The question is:
"Show how the nonlinear regression equation $y=a(x-b)+c(x-b)^2$ can be converted to a linear regression equation solvable by the method of least squares."
if we take that \begin{align} a(x-b) - c(x-b)^2 &= ax - ab + cx^2 -2cbx - cb^2\\ & = \underbrace{-ab-cb^2}_{\beta_0} + x\underbrace{(a-2cb)}_{\beta_1} + x^2\underbrace{c}_{\beta_2}\\ \end{align} thus, $$ y_i = \beta_0+\beta_1 x_i + \beta_2 x_i^2 + \epsilon_i, \quad i=1,...,n. $$
$ \beta_0$ and $\beta_1 $ are dependent each other ,so if you take the partial derivative of $y_i$ for $\beta_0$ you got dependence on $\beta_1$ ,so the gradient of Y by given X dependent on unknown parameters and we got non linear model.

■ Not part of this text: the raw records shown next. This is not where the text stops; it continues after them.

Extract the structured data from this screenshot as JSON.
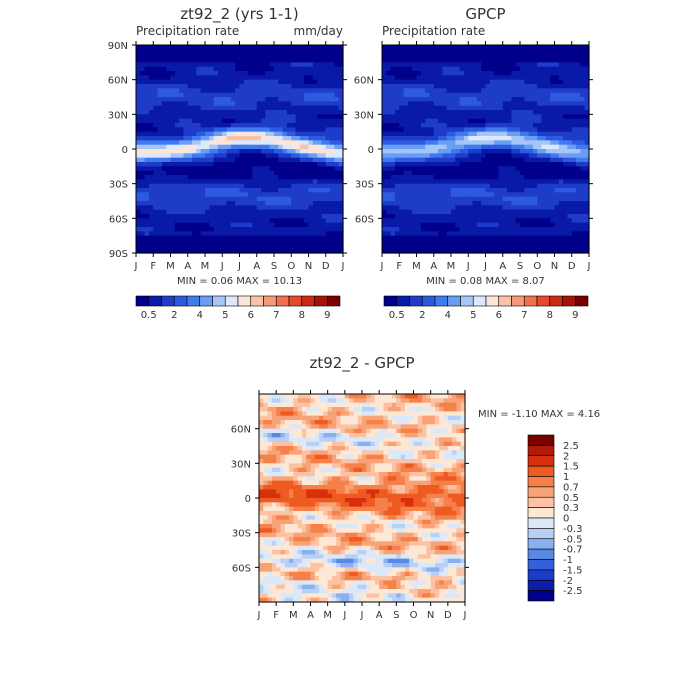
{
  "chart_data": [
    {
      "type": "heatmap",
      "title": "zt92_2 (yrs 1-1)",
      "subtitle_left": "Precipitation rate",
      "subtitle_right": "mm/day",
      "x_ticks": [
        "J",
        "F",
        "M",
        "A",
        "M",
        "J",
        "J",
        "A",
        "S",
        "O",
        "N",
        "D",
        "J"
      ],
      "y_ticks": [
        "90N",
        "60N",
        "30N",
        "0",
        "30S",
        "60S",
        "90S"
      ],
      "stats": "MIN =    0.06 MAX =   10.13",
      "colorbar_labels": [
        "0.5",
        "2",
        "4",
        "5",
        "6",
        "7",
        "8",
        "9"
      ],
      "colorbar_colors": [
        "#00008b",
        "#0a1aa8",
        "#1f3cc8",
        "#2d5ae0",
        "#3e7af0",
        "#6a9ef5",
        "#a7c6f8",
        "#dbe9fb",
        "#fde6d8",
        "#f9c2a6",
        "#f59a78",
        "#f07050",
        "#e64a2e",
        "#cc2a14",
        "#a81208",
        "#7a0000"
      ],
      "max_band_peak": 10.13
    },
    {
      "type": "heatmap",
      "title": "GPCP",
      "subtitle_left": "Precipitation rate",
      "x_ticks": [
        "J",
        "F",
        "M",
        "A",
        "M",
        "J",
        "J",
        "A",
        "S",
        "O",
        "N",
        "D",
        "J"
      ],
      "y_ticks": [
        "60N",
        "30N",
        "0",
        "30S",
        "60S"
      ],
      "stats": "MIN =    0.08 MAX =    8.07",
      "colorbar_labels": [
        "0.5",
        "2",
        "4",
        "5",
        "6",
        "7",
        "8",
        "9"
      ],
      "max_band_peak": 8.07
    },
    {
      "type": "heatmap",
      "title": "zt92_2 - GPCP",
      "x_ticks": [
        "J",
        "F",
        "M",
        "A",
        "M",
        "J",
        "J",
        "A",
        "S",
        "O",
        "N",
        "D",
        "J"
      ],
      "y_ticks": [
        "60N",
        "30N",
        "0",
        "30S",
        "60S"
      ],
      "stats": "MIN =   -1.10 MAX =    4.16",
      "colorbar_labels": [
        "2.5",
        "2",
        "1.5",
        "1",
        "0.7",
        "0.5",
        "0.3",
        "0",
        "-0.3",
        "-0.5",
        "-0.7",
        "-1",
        "-1.5",
        "-2",
        "-2.5"
      ],
      "colorbar_colors": [
        "#7a0000",
        "#b01a06",
        "#d8300c",
        "#ef5a22",
        "#f5814a",
        "#f8a278",
        "#fbc3a4",
        "#fde8d6",
        "#dbe8f8",
        "#b8d0f5",
        "#8ab0ef",
        "#5a88e6",
        "#3560dc",
        "#1a3cc8",
        "#0a1ea8",
        "#00008b"
      ]
    }
  ]
}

or if you take the next model
\begin{align} xb + (xb)^2 +(xb)^3 &= \underbrace{xb}_{\beta_0} + x^2\underbrace{(b^2)}_{\beta_1} + x^3\underbrace{b^3}_{\beta_2}\\ \end{align} thus, $$ y_i = \beta_0x+\beta_1 x_i^2 + \beta_2 x_i^3 + \epsilon_i, \quad i=1,...,n. $$
and you got a linear model but of course is not a linear model because $\beta_0$ and $\beta_1$ are dependent.
Any help explaining this would be greatly appreciated!